En los dominios del pinzón azul, donde hace poco sufrieron un incendio, no ven muchos cambios, hasta allí no se suelen aventurarse. Seguramente porque todavía es uno de los pocos lugares donde lo que ustedes llaman carretera, no llega.

Y donde vive la paloma rabiche, que trajeron de la Gomera, no recuerdan tanto silencio y las aguas que suelen manar de la tierra recorren los cauces de los barrancos limpias y puras.

Pero los que creo que están más contentos son los que viven en y cerca del mar, como las viejas, los alfonsinos, las tortugas bobas o el taginaste de Gügüí; desde las playas de altas montañas de arena amarilla a las casi impolutas de arena negra. Porque ahí, sí que hace décadas que nos han invadido con construcciones, barcos, y sobre todo con muchos, muchos humanos pero, ahora, como si fuera por arte de magia, estamos solitos, sin ruido, ni basura, ni humos…un paraíso, pero de los de verdad.

Sabemos que se inventan unos títulos rimbombantes para llamar a todos esos lugares…reserva natural integral, reserva de la biosfera, parque natural o paisaje cultural patrimonio de la humanidad….pero es en este momento, cuando empezamos a entender lo que significan, porque, hasta ahora, viendo lo poco que los cuidaban y lo mucho que los destrozaban, nos parecía una contradicción que los denominaran “espacios protegidos”.

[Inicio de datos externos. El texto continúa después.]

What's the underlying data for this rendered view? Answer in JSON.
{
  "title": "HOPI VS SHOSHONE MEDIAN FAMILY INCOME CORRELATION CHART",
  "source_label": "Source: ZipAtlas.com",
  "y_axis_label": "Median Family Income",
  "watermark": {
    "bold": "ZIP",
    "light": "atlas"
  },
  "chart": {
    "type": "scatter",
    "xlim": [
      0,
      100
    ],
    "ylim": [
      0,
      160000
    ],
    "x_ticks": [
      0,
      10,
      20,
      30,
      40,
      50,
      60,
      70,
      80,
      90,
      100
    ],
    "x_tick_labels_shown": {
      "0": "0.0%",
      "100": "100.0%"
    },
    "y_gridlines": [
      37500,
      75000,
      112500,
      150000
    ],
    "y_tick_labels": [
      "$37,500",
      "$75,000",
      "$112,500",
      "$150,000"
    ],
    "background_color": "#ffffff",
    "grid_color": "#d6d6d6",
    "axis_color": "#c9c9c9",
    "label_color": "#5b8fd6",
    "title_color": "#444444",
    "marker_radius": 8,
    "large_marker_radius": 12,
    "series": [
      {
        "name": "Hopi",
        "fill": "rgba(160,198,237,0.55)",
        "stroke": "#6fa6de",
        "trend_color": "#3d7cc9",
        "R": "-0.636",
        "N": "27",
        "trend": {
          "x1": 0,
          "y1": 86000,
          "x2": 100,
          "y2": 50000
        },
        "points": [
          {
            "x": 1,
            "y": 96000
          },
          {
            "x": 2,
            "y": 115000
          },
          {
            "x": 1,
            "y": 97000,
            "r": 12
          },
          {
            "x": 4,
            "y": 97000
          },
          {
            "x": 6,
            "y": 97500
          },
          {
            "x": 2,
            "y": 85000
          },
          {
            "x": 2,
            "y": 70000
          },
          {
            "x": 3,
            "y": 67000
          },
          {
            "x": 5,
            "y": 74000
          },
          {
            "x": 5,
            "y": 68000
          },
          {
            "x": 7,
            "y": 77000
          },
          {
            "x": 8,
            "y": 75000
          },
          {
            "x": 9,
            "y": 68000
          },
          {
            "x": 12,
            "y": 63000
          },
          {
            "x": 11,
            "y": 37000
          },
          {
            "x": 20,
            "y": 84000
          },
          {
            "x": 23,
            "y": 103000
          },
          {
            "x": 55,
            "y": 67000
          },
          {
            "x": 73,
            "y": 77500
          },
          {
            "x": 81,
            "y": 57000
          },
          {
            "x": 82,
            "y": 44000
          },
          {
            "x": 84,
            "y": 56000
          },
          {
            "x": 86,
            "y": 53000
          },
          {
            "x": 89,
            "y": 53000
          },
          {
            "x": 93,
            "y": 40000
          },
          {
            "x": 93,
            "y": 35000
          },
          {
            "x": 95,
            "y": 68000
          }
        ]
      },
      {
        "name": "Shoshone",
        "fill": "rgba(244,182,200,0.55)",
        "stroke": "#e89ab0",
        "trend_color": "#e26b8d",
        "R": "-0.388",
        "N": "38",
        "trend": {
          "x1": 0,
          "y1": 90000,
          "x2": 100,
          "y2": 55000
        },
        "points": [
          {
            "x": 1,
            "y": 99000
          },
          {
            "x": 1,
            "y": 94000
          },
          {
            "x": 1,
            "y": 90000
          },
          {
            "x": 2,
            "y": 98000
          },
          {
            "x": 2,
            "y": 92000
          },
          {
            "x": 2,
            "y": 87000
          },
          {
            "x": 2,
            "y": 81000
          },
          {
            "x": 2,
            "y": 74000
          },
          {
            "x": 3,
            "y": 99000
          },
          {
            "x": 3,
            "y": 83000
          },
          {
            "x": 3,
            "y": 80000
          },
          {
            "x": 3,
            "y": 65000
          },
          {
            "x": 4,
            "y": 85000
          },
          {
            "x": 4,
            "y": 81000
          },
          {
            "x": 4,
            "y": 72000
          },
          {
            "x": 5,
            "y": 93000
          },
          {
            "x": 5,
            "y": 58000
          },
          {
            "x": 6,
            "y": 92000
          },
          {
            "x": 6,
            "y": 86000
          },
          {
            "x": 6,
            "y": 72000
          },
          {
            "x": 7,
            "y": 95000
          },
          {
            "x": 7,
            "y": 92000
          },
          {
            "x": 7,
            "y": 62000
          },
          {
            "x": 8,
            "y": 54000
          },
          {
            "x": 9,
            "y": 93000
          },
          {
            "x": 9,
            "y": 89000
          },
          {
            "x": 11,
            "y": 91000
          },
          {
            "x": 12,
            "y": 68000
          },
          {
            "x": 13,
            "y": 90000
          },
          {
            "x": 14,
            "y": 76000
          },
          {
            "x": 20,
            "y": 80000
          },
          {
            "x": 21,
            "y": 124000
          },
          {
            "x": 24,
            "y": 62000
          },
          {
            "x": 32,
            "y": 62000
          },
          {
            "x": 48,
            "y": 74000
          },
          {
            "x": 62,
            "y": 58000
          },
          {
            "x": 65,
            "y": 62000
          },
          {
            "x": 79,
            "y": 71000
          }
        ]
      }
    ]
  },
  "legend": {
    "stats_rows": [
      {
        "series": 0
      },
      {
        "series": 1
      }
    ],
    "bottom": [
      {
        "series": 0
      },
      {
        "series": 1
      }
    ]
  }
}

Simplemente les pedimos que consideren lo que les hemos dicho y que, cuando todo esto pase, se acuerden de nosotros, de que queremos seguir conviviendo y compartiendo con ustedes este maravilloso pedacito de tierra en el océano, pero en armonía, o como les gusta decir, de una manera sostenible.

El destino de todos los que vivimos en esta isla está unido. Ustedes los humanos, con el gran poder que tienen, miren lo mal que lo están pasando con ese virus. Para salir de esta pandemia, todos tienen que estar unidos y ayudarse. No se pueden salvar sólo unos pocos. Lo mismo pasa con la naturaleza, estamos vinculados y dependemos unos de otros. Nuestro destino está unido al suyo, no lo olviden.